Megan and I spent yesterday morning at a fascinating conference called the "Conference of the Professions," an event designed to unite lawyers, physicians and clergy to discuss ethical issues facing all three professions. The topic of this particular conference was pandemic flu planning. I was surprised by the number of unknowns in the process. Some epidemiological evidence suggests that we are already in some sort of influenza pandemic based on the historically high number of annual deaths from influenza in recent years; however, I was presented no evidence as to whether these numbers are just tied to the fact that the population is so much larger.
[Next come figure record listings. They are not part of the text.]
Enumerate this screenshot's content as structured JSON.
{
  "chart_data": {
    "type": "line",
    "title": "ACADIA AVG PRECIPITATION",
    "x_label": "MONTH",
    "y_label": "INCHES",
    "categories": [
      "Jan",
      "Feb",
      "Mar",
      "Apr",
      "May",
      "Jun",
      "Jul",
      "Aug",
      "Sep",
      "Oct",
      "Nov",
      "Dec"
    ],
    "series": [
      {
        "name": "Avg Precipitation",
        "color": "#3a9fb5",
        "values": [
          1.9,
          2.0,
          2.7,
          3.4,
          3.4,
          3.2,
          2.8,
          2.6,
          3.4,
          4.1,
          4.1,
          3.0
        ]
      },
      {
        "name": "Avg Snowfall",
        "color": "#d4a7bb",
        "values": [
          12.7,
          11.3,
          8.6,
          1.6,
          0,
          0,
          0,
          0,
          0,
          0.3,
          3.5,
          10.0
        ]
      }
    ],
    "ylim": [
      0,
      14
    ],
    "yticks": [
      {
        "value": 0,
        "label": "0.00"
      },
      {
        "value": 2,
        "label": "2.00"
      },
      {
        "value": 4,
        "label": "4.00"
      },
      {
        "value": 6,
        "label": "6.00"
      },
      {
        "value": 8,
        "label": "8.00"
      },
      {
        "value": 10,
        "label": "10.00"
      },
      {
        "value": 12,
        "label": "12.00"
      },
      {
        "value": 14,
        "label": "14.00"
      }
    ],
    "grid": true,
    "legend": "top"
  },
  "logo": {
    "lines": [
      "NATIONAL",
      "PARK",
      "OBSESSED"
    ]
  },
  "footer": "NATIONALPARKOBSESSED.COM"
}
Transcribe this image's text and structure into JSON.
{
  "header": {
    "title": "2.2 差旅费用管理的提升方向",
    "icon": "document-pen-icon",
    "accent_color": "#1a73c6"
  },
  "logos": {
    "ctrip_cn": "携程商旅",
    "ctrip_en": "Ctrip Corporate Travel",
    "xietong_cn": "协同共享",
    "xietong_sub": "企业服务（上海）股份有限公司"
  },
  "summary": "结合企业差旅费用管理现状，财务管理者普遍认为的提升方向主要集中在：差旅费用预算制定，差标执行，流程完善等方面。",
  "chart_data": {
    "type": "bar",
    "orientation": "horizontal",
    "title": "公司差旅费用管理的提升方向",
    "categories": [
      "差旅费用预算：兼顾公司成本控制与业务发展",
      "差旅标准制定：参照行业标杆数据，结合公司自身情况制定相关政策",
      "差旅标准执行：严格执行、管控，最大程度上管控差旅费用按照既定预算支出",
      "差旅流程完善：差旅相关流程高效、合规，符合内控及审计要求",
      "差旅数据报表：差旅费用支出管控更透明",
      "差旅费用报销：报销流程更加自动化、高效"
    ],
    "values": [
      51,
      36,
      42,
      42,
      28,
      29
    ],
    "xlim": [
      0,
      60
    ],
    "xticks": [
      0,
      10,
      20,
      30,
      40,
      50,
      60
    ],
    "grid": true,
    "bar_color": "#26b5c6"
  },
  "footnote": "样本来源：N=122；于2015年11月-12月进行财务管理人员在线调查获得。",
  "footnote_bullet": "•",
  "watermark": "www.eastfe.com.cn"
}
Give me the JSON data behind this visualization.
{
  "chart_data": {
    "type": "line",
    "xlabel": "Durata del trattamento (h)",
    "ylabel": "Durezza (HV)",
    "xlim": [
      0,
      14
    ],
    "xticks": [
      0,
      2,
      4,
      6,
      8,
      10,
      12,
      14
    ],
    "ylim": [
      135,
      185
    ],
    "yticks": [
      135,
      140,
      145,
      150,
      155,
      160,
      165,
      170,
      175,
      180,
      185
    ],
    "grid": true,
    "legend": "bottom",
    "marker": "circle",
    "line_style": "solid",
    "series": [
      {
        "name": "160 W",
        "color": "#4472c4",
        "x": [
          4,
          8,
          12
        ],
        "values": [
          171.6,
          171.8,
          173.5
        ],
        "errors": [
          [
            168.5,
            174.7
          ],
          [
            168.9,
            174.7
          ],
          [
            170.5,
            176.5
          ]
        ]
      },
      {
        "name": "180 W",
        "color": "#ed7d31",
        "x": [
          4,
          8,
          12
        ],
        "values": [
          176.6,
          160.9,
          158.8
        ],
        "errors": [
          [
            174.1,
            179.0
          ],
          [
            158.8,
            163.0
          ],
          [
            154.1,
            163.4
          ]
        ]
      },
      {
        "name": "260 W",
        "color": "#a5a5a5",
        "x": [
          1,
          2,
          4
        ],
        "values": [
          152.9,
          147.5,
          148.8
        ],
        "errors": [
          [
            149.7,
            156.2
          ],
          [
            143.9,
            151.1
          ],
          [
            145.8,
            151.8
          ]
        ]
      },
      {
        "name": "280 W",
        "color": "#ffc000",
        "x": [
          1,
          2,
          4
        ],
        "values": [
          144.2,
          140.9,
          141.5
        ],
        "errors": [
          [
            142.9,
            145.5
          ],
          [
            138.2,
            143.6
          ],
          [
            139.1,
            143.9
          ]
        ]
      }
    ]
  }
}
What really interested me were the descriptions of food supply. In the societies Diamond talks about, the elimination of the food supply is often the trigger for widespread chaos and even cannibalism. Apparently the city of Dallas has roughly 48 hours of food on the shelves at any given moment. If influenza disrupted the supply chain (as it likely would), one can quickly imagine the repercussions. Arguably most homes will have longer stockpiles, but perhaps not much more. In a society that loves to refrigerate and eat at restaurants, the end of the grocery store would create severe problems. Moreover, relief would likely not come from other locations since most models of a flu pandemic show a national and global impact. During Hurricane Katrina, other areas could provide support (however slowly)--a pandemic flu would preclude such relief.
This Stuff is Scary
Diamond says he concludes his book with some examples of societies addressing environmental problems to save their societies from collapse. I'm ready to get to those chapters. I'm assuming the solution is not to depopulate and live in isolated farming communities with individuals self-sufficient on their own agricultural production. We have to remember that life on the earth is actually life from the earth, and I think Diamond's book will provoke individuals to discover that principal more fully.